Energy is a big topic these days, and I have to say I’ve run into some rotting bad ideas. Let’s try to top ‘em.
- Photovoltaic panels in mirrors. Surely you don’t need all of the light reflected off your mirror to preen in the morning? By adding these indoor solar panel screens in front of your mirrors, you can reduce wasted light and maybe even produce enough power to run your electric toothbrush for a second or two each night.
- Exercise bikes on buses. A two-for-one deal — improve public health while recovering some municipal expenses on petrol through commuter-generated electricity. Also, allows up-and-coming business chaps to truthfully claim that they came to work in a hybrid.

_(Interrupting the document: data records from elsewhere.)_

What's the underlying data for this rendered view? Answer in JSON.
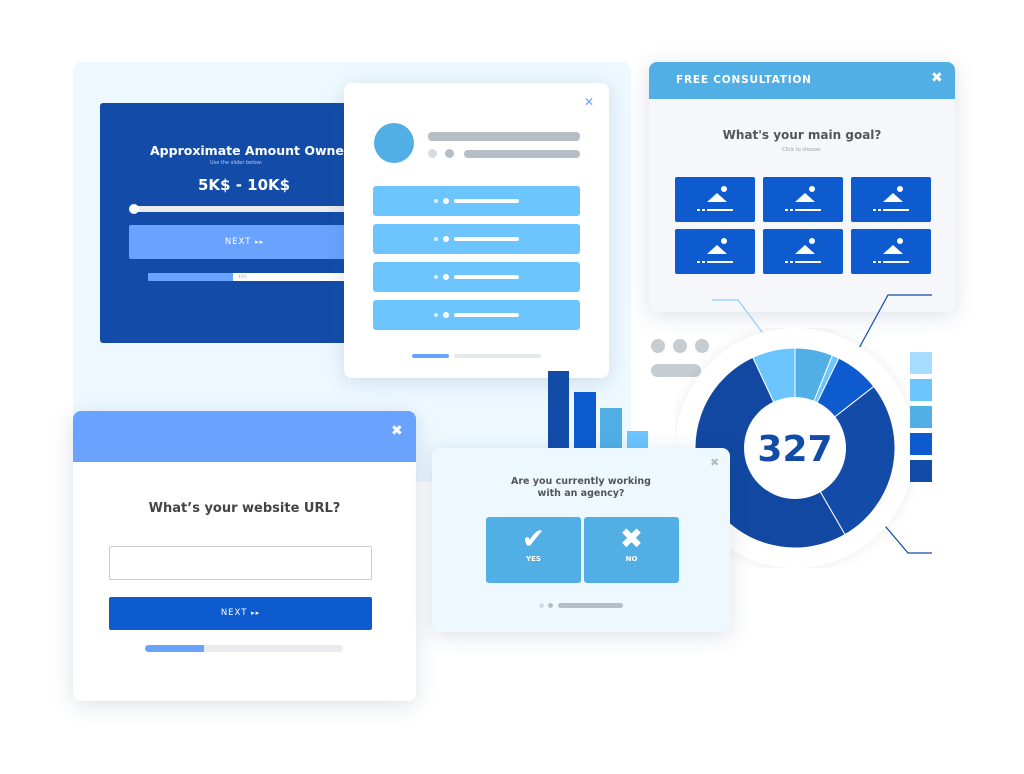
{
  "amount_form": {
    "title": "Approximate Amount Owned",
    "subtitle": "Use the slider below:",
    "value": "5K$ - 10K$",
    "slider_fraction": 0,
    "next_label": "NEXT",
    "next_icon": "double-chevron-right-icon",
    "progress_label": "40%",
    "progress": 0.4
  },
  "profile_form": {
    "close_icon": "close-icon",
    "option_count": 4
  },
  "consultation": {
    "header": "FREE CONSULTATION",
    "close_icon": "close-icon",
    "question": "What's your main goal?",
    "hint": "Click to choose:",
    "option_icon": "image-icon",
    "option_count": 6
  },
  "donut": {
    "value": "327"
  },
  "url_form": {
    "question": "What’s your website URL?",
    "input_value": "",
    "next_label": "NEXT",
    "progress": 0.3
  },
  "agency_form": {
    "question_line1": "Are you currently working",
    "question_line2": "with an agency?",
    "yes_label": "YES",
    "no_label": "NO"
  },
  "colors": {
    "dark_blue": "#134ca8",
    "blue": "#0d5bce",
    "sky": "#52afe6",
    "light": "#6cc5ff",
    "periwinkle": "#6aa3ff"
  }
}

- Excited about OTEC? Try OSHIT! The novel Outer Space Hypothermic Inter-Transfer system involves a space elevator supporting a massive pipe between the surface of the ocean and the depths of Earth’s orbit. The pressure/temperature gradient between the ends of the pipe should drive a massive transfer of heat and material, which can be used to spin turbines.
- Impress the Ladies and Save the Earth with Eco-Suspenders. This innovative device capitalizes on shifts in energetically favored states in teenage males. At rest, the torso is slouched, and the Eco-Suspenders are merely snug over the enviro-activist-youth’s shoulders. However, in the presence of objects of sexual attraction (approx. 50% of known universe), the male automatically straightens to his maximal height and puffs his chest to demonstrate virility. The Eco-Suspenders unreel more strap-length during this expansion out of spinning reels in the pants-clips. Small electromagnetic generators attached to the reels convert the awkward posturing into clean electrical energy!

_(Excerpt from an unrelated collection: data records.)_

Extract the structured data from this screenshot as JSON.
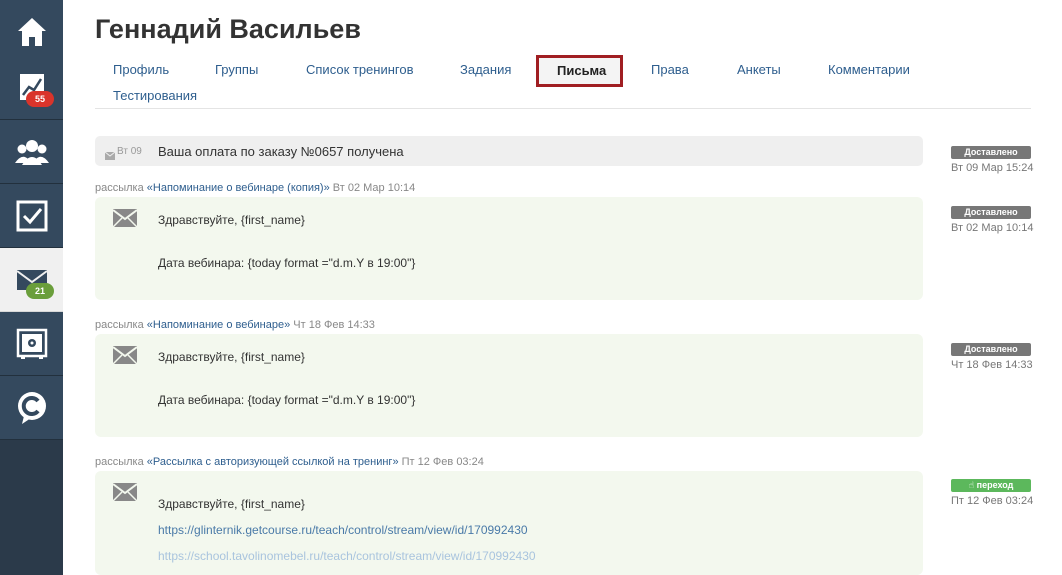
{
  "sidebar": {
    "items": [
      {
        "name": "home",
        "icon": "home-icon"
      },
      {
        "name": "stats",
        "icon": "chart-icon",
        "badge": "55"
      },
      {
        "name": "users",
        "icon": "users-icon"
      },
      {
        "name": "tasks",
        "icon": "checkbox-icon"
      },
      {
        "name": "mail",
        "icon": "envelope-icon",
        "badge": "21"
      },
      {
        "name": "safe",
        "icon": "safe-icon"
      },
      {
        "name": "chat",
        "icon": "chat-icon"
      }
    ]
  },
  "profile": {
    "name": "Геннадий Васильев"
  },
  "tabs": [
    {
      "label": "Профиль"
    },
    {
      "label": "Группы"
    },
    {
      "label": "Список тренингов"
    },
    {
      "label": "Задания"
    },
    {
      "label": "Письма"
    },
    {
      "label": "Права"
    },
    {
      "label": "Анкеты"
    },
    {
      "label": "Комментарии"
    },
    {
      "label": "Тестирования"
    }
  ],
  "messages": {
    "payment": {
      "day": "Вт 09",
      "text": "Ваша оплата по заказу №0657 получена",
      "status": "Доставлено",
      "time": "Вт 09 Мар 15:24"
    },
    "m1": {
      "prefix": "рассылка",
      "campaign": "«Напоминание о вебинаре (копия)»",
      "date": "Вт 02 Мар 10:14",
      "greeting": "Здравствуйте, {first_name}",
      "body": "Дата вебинара: {today format =\"d.m.Y в 19:00\"}",
      "status": "Доставлено",
      "time": "Вт 02 Мар 10:14"
    },
    "m2": {
      "prefix": "рассылка",
      "campaign": "«Напоминание о вебинаре»",
      "date": "Чт 18 Фев 14:33",
      "greeting": "Здравствуйте, {first_name}",
      "body": "Дата вебинара: {today format =\"d.m.Y в 19:00\"}",
      "status": "Доставлено",
      "time": "Чт 18 Фев 14:33"
    },
    "m3": {
      "prefix": "рассылка",
      "campaign": "«Рассылка с авторизующей ссылкой на тренинг»",
      "date": "Пт 12 Фев 03:24",
      "greeting": "Здравствуйте, {first_name}",
      "link1": "https://glinternik.getcourse.ru/teach/control/stream/view/id/170992430",
      "link2": "https://school.tavolinomebel.ru/teach/control/stream/view/id/170992430",
      "status": "переход",
      "time": "Пт 12 Фев 03:24"
    }
  },
  "colors": {
    "sidebar": "#34495e",
    "active_tab_border": "#a01e22",
    "link": "#2e5e8e",
    "status_delivered": "#777777",
    "status_click": "#5cb85c",
    "card_bg": "#f3f8ee"
  }
}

- Type faster, the batteries are dying! Do you love the feeling of the keys on your computer depressing with a cheerful click on each button-press, but feel guilty about all the wasted energy in your motions? Well, fear no more! By attaching tiny piezoelectric materials between the bottomsides of your keys and the actual pressure-sensor, every keystroke could deliver a jolt of electricity to recharge your battery! (Hmm, that doesn’t sound so wretched after all, just silly. Patent pending on this one. Seriously.)

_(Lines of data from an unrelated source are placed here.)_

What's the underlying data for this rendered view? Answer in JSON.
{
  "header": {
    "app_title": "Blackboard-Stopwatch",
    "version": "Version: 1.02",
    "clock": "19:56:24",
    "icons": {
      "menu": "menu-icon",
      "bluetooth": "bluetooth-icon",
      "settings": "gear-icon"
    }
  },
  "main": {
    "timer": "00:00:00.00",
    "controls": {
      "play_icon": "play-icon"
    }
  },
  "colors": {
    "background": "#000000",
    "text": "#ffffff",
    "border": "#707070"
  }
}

- Suspended Load Brassieres.
- Harnessing the potential of stink. Odors spread via the diffusion of miscellaneous rancid molecules through the air. Install semi-permeable films (akin to those used in osmotic power production) in particularly high-stench-concentration areas, such as dirty sock bins and university co-housing basements. Behold, the power of [especially moldy] cheese!